Actually, these are anonymized composites of conversations. I don’t want to call anyone out in a way that would identify them. I’ve don’t my best, however, to make these composites an accurate reflection of the two styles of conversation I typically have with a founder.
As I go through these points with you, I’d like you to take what you’ve learned through this text and think about what it means to be fragile to something. See if you can identify whether you see fragile (prediction reliance) or antifragile (Darwinian) elements in the two stories I’m about to tell. And don’t necessarily try to predict which of these companies might end up being the most successful. Rather, just ask yourself what you would say about how these two founders are positioned.
Founder Conversation #1:
Mentee number one is creating a quasi-social media platform. That’s not how they introduced it to me, but that’s what that was.
This founder did not have previous experience in small businesses or entrepreneurship. The business would have multiple market segments that they need to attract (i.e., make happy): influencers, core users, and advertisers. The value proposition was conceived with advertisers in mind, but not necessarily the large user base it would take to attract those advertisers.
In order to be appealing to users and gain traction, their platform would depend on having an abundance of user-generated content (you may spot here a chicken-or-the-egg contradiction). There was no clear differentiator for the core segment, the end users.
The minimum viable product was complex, very slow to develop, and needed to be almost fully featured to be worthwhile. their CTO was working free, which means that they were working occasionally. There were no plans to show a non-functional mock-up to potential advertisers first, for feedback.
And this is my absolute favorite: Their promotion plan was “Something, Something, Instagram.”
Those are not the words they used, of course. That’s my term for a business that simply assumes its own virality. If you ask a founder about their marketing plan, and you get an answer that is some variant of, “I will promote it on Instagram,” it’s a safe bet that they have not thought matters through.
Worse, if they answer with, “I know an influencer,” run.
Founder Conversation #2:
By contrast, this conversation took place with a founder who had past experience with freelancing and small business operations and knew the ins and outs of it. This new entrepreneurial endeavor would be self-funded from her other ventures.
For some time, she had been helping people navigate certain facets of the U.S. healthcare system pro bono. So, she already had a refined business process that helped people, and therefore had validated both the market need as well as her differentiator. Her venture was to be merely a productization of this existing process.
She had paid her developer rather than asking a friend to accept a nominal title and develop her platform for free. This meant that she could hold the developer accountable to deadlines and, when the initial work was substandard, could exercise the option of switching developers.
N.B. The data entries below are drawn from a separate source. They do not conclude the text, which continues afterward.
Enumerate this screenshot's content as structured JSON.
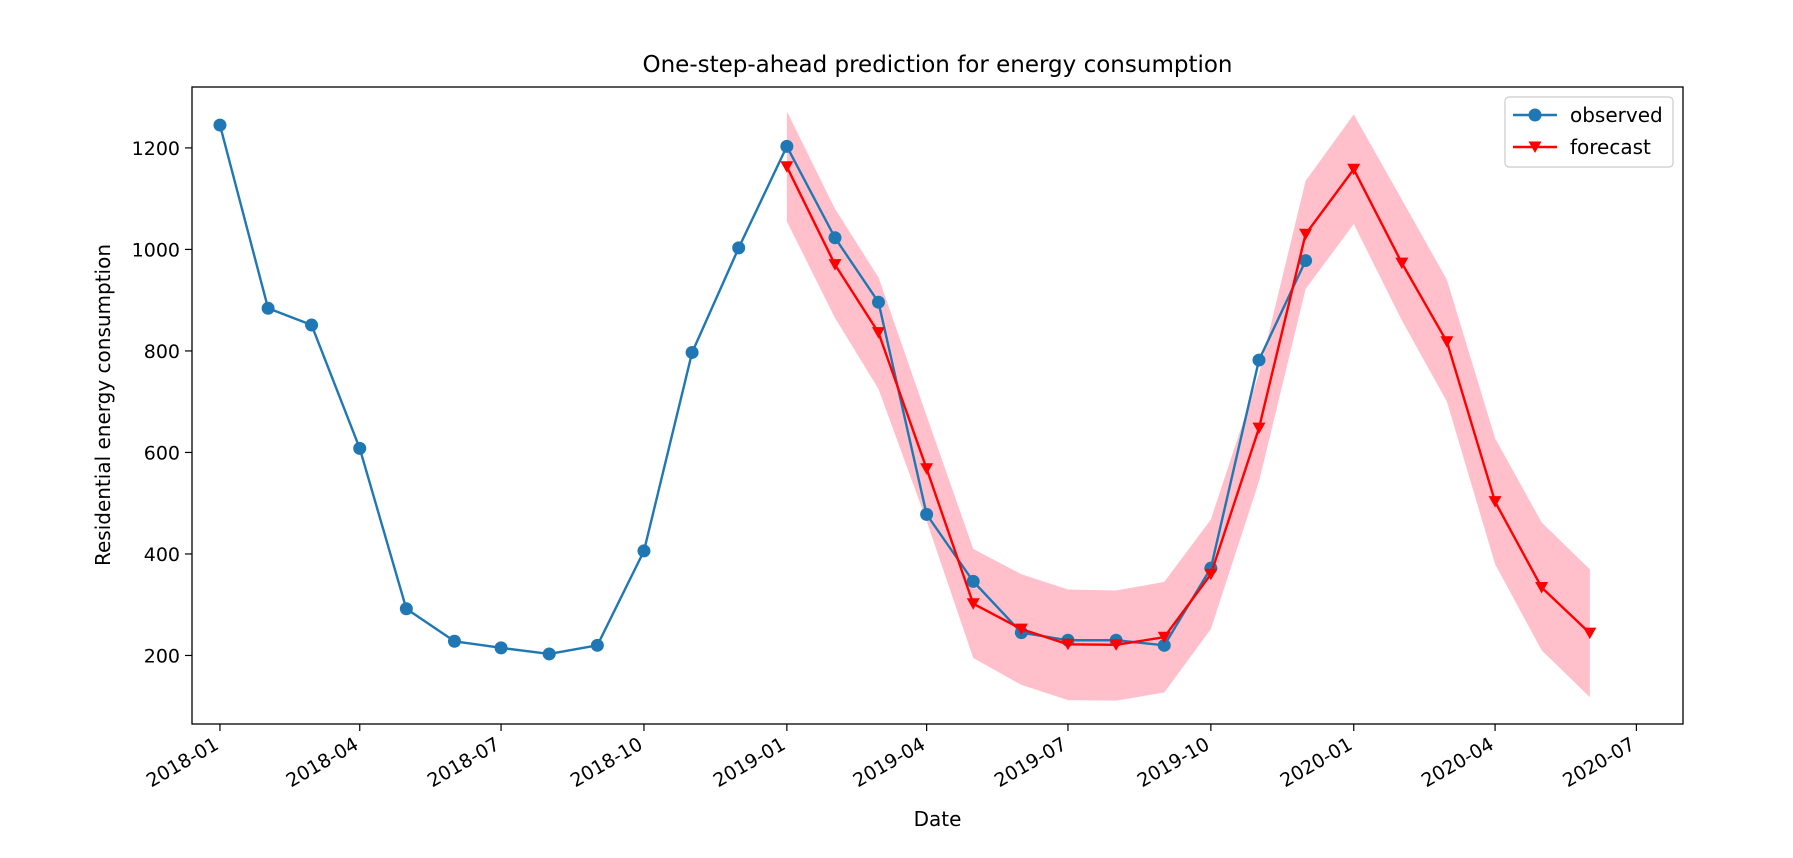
{
  "chart_data": {
    "type": "line",
    "title": "One-step-ahead prediction for energy consumption",
    "xlabel": "Date",
    "ylabel": "Residential energy consumption",
    "x_tick_labels": [
      "2018-01",
      "2018-04",
      "2018-07",
      "2018-10",
      "2019-01",
      "2019-04",
      "2019-07",
      "2019-10",
      "2020-01",
      "2020-04",
      "2020-07"
    ],
    "y_ticks": [
      200,
      400,
      600,
      800,
      1000,
      1200
    ],
    "xlim": [
      "2017-12-14",
      "2020-07-31"
    ],
    "ylim": [
      65,
      1320
    ],
    "grid": false,
    "legend_position": "top-right",
    "series": [
      {
        "name": "observed",
        "color": "#1f77b4",
        "marker": "circle",
        "x": [
          "2018-01-01",
          "2018-02-01",
          "2018-03-01",
          "2018-04-01",
          "2018-05-01",
          "2018-06-01",
          "2018-07-01",
          "2018-08-01",
          "2018-09-01",
          "2018-10-01",
          "2018-11-01",
          "2018-12-01",
          "2019-01-01",
          "2019-02-01",
          "2019-03-01",
          "2019-04-01",
          "2019-05-01",
          "2019-06-01",
          "2019-07-01",
          "2019-08-01",
          "2019-09-01",
          "2019-10-01",
          "2019-11-01",
          "2019-12-01"
        ],
        "values": [
          1245,
          884,
          851,
          608,
          292,
          228,
          215,
          203,
          220,
          406,
          797,
          1003,
          1203,
          1023,
          896,
          478,
          346,
          245,
          230,
          230,
          220,
          372,
          782,
          978
        ]
      },
      {
        "name": "forecast",
        "color": "#ff0000",
        "marker": "triangle-down",
        "x": [
          "2019-01-01",
          "2019-02-01",
          "2019-03-01",
          "2019-04-01",
          "2019-05-01",
          "2019-06-01",
          "2019-07-01",
          "2019-08-01",
          "2019-09-01",
          "2019-10-01",
          "2019-11-01",
          "2019-12-01",
          "2020-01-01",
          "2020-02-01",
          "2020-03-01",
          "2020-04-01",
          "2020-05-01",
          "2020-06-01"
        ],
        "values": [
          1163,
          970,
          836,
          568,
          302,
          252,
          222,
          221,
          236,
          360,
          648,
          1030,
          1158,
          973,
          818,
          503,
          334,
          244
        ],
        "confidence_interval": {
          "color": "#ffc0cb",
          "lower": [
            1055,
            865,
            725,
            465,
            195,
            142,
            112,
            111,
            127,
            252,
            543,
            922,
            1050,
            860,
            700,
            380,
            210,
            118
          ],
          "upper": [
            1272,
            1080,
            945,
            672,
            410,
            360,
            330,
            328,
            345,
            468,
            755,
            1135,
            1266,
            1098,
            940,
            628,
            462,
            370
          ]
        }
      }
    ]
  }
}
She had the access to a pilot segment and influencers from her other work as a freelancer, giving her an unusually intimate knowledge of her audience because she happened to know so many of them personally.
My favorite part of this conversation: She had gotten a physical meeting of about six influencers in the space (whom she likewise knew personally). She was going to share the business idea with them to see if they would join a beta group, and potentially help her promote. When she pitched them the business, their first reaction was to offer her investment capital right then and there.
And she turned them down.
Why did you turn them down? Because you don’t want to take an investment that you don’t need. But man, talk about validating your proposition with your core audience!
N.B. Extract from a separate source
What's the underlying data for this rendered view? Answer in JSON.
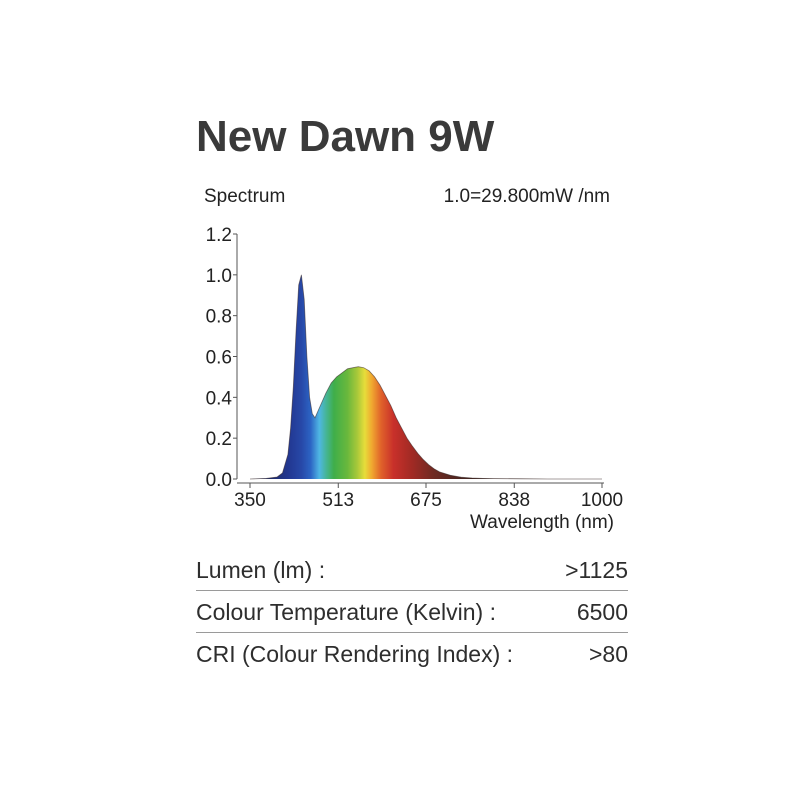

Her promotion plan was very, very specific. She, again, she knew enough influencers in the space to get some initial traction, but she was realistic about the limits of this. She had a smart advertising plan that would target the continuing education programs that all of her target market segment had go through as part of their professional development.
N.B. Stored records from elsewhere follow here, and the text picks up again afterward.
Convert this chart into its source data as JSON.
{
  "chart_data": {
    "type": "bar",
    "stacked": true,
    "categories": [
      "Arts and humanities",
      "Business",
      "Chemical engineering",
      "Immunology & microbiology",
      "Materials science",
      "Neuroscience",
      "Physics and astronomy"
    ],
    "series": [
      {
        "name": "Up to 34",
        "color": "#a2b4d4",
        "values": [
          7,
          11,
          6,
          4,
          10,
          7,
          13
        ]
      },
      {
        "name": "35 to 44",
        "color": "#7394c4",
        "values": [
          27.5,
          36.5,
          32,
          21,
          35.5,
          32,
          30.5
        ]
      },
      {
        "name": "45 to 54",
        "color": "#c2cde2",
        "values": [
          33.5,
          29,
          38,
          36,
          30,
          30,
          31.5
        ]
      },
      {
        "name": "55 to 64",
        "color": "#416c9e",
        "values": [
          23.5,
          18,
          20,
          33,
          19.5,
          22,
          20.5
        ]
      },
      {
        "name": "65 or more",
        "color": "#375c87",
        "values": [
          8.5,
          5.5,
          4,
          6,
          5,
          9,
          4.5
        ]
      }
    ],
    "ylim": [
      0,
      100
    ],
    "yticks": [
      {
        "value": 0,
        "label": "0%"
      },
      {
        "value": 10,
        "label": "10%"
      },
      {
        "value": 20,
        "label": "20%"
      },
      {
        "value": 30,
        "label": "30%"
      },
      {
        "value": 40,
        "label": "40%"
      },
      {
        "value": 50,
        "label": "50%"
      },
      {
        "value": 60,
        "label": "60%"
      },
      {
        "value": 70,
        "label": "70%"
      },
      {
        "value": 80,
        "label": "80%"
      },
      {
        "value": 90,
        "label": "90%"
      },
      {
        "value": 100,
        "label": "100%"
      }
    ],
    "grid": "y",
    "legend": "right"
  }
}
What The Tale of Two Founders Teaches Us About Our Businesses
I don’t know, and neither do you, which of these startups is going to fail and which is going to succeed.
We occupy a domain where these things are impossible to predict, but you can tease out from these descriptions — can’t you? —who is better positioned, who is fragile to what, who may have little nascent forms of antifragility starting, and who generally is in a more agile place; a place where they have more options.
So, as I leave you, I ask you to think about the things to which you and your startup might be especially fragile. Then I want you to think about what things in your company—product, marketing, training, partnerships, etc.—should be subject to the kind of evolutionary processes that will make them stronger through experience.
How can you turn this kind of testing, discarding and retesting into a central focus of your business, so that you never reach a steady, stagnant state but are always growing straight into the teeth of your headwinds?
Good luck, and may your setbacks fuel you forward.